Court Opinion

ID: 9432699
Source: CourtListenerOpinion
Date Created: 2023-08-02 23:36:01.118856+00
Date Added: 2024-06-11T17:23:35.348193
License: Public Domain

Justice Thomas,
concurring.
The Court holds that the concurring Arizona Supreme Court justices violated the rule of Clemons v. Mississippi, 494 U. S. 738 (1990), by failing to reweigh aggravating and mitigating circumstances after concluding that only two of the three aggravating circumstances found by the trial court were present in this case. Respondents do not claim that this rule is a new one for purposes of Teague v. Lane, 489 U. S. 288 (1989), and that it is consequently unavailable to a habeas petitioner. The reason, presumably, is that a Teague defense is foreclosed by Stringer v.

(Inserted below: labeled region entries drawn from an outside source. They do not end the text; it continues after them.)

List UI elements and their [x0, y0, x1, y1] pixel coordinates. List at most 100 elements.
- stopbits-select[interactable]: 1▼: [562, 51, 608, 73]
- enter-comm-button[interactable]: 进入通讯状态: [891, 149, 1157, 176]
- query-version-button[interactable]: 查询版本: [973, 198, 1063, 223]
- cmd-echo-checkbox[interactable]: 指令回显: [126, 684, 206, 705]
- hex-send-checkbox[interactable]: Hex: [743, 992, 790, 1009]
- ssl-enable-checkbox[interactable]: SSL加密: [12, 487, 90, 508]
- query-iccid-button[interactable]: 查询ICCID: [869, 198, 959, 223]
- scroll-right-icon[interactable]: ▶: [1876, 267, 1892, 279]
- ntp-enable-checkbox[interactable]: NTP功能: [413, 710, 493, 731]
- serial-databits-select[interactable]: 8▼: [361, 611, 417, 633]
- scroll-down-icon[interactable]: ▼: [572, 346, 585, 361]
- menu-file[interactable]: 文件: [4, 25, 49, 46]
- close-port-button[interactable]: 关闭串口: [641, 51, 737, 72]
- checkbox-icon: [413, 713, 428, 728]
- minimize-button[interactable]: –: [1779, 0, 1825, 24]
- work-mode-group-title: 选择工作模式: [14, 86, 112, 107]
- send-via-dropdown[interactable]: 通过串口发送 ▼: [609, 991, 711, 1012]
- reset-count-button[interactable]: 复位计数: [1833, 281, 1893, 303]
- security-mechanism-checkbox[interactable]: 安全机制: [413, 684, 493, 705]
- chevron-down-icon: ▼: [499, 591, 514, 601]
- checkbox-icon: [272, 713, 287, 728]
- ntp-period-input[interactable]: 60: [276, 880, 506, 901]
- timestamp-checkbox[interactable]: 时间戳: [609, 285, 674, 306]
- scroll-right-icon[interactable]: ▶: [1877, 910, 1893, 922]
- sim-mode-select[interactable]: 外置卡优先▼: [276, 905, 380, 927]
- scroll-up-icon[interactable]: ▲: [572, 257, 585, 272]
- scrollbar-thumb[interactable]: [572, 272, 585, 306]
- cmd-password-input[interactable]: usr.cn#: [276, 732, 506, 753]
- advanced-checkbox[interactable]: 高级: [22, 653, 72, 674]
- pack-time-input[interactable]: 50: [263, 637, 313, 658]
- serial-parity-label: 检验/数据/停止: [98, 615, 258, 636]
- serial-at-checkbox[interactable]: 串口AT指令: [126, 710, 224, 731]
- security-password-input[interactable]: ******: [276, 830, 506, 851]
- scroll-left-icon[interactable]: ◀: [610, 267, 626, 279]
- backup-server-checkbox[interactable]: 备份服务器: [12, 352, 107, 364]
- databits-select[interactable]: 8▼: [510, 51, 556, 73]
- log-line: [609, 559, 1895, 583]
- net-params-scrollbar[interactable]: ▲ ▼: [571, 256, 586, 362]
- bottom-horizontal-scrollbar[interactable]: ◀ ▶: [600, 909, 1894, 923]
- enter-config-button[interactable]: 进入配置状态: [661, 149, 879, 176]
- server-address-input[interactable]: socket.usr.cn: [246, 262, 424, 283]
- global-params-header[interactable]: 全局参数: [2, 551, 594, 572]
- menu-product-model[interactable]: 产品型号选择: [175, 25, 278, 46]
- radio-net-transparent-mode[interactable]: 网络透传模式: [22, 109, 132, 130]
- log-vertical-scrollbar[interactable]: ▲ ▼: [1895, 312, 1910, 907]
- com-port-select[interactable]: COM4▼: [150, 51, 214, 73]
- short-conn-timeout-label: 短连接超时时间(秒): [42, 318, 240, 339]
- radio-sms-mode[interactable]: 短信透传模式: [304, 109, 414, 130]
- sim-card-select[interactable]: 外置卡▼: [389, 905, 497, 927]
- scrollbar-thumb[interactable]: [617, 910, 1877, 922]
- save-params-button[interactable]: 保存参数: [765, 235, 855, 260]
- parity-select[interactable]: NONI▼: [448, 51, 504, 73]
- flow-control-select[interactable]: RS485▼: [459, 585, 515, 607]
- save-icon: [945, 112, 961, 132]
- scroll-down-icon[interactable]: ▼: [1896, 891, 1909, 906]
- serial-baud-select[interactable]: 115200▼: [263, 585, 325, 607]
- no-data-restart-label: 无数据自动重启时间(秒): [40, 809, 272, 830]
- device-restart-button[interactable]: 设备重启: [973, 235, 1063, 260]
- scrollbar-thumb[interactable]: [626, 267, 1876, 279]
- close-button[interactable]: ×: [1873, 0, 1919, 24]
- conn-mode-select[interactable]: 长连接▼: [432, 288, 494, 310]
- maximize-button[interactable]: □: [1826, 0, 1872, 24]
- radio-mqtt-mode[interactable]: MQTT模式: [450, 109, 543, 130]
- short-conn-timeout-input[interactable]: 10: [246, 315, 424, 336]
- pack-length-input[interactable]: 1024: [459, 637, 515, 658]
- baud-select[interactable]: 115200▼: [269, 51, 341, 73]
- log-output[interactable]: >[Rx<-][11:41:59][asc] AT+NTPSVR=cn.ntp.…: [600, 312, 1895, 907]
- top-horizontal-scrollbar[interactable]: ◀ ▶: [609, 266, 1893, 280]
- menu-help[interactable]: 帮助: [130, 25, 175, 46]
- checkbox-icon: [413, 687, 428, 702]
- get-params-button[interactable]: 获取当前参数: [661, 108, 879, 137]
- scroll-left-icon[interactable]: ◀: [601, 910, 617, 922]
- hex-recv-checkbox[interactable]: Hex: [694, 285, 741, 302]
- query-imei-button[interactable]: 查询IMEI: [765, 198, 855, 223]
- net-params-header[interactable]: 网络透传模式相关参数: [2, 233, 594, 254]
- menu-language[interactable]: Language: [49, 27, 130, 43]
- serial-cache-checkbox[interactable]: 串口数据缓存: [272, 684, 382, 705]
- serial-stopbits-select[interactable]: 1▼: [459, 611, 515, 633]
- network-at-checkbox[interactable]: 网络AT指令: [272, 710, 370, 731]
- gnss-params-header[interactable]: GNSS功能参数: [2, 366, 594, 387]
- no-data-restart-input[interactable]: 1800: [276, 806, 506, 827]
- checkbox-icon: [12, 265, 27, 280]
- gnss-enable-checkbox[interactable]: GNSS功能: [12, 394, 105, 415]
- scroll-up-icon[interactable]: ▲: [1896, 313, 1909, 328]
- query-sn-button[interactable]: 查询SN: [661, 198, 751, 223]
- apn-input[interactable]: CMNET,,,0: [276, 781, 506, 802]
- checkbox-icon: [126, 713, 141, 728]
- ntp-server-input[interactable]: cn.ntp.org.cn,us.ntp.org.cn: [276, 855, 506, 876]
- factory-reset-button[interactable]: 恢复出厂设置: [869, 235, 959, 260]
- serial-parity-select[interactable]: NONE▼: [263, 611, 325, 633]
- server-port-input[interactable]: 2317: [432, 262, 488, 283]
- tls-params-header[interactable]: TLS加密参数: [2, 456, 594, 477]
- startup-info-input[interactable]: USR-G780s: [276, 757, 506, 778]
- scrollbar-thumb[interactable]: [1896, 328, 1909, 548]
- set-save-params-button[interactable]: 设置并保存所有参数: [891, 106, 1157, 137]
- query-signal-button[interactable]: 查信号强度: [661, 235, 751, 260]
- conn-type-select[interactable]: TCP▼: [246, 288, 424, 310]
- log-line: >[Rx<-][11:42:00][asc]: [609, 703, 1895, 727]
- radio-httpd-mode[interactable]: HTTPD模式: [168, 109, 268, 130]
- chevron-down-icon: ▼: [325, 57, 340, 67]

Black, 503 U. S. 222 (1992), which held that “there was no arguable basis” in Feb*53ruary 1985 to support the view that an appellate court in a weighing State “was permitted to apply a rule of automatic affirmance to any death sentence supported by multiple aggravating factors, when one is invalid.” Id., at 231. Under Stringer, the concurring Arizona Supreme Court justices cannot be excused for their failure to reweigh; any reasonable jurist should have known that “automatic affirmance” in a weighing State violates the Eighth Amendment.*
I joined the dissent in Stringer, and I continue to think that case was wrongly decided. In particular, I remain convinced that Stringer transformed Teague’s retroactivity principle from a rule that validates “reasonableness” into a rule that mandates “prescience.” 503 U. S., at 244 (Souter, J., dissenting). Had Stringer been decided differently, petitioner could not now complain that two Arizona Supreme Court justices violated the Constitution in 1983 by neglecting to reweigh. Nevertheless, because Stringer is good law, and because I agree that the concurring justices in this case did not reweigh, I join the Court’s opinion.

 Richmond’s conviction became final on November 14,1983 — 15 months before Stringer’s conviction became final. I cannot imagine, however, that this distinction renders Stringer inapplicable to this case. The decision in Stringer rested on the premise that the rule against automatic affirmance “emerges not from any single case,” but from a “long line of authority,” Stringer v. Black, 603 U. S., at 232, and that “line of authority” consists entirely of cases decided before Richmond’s conviction became final, see id., at 227-232.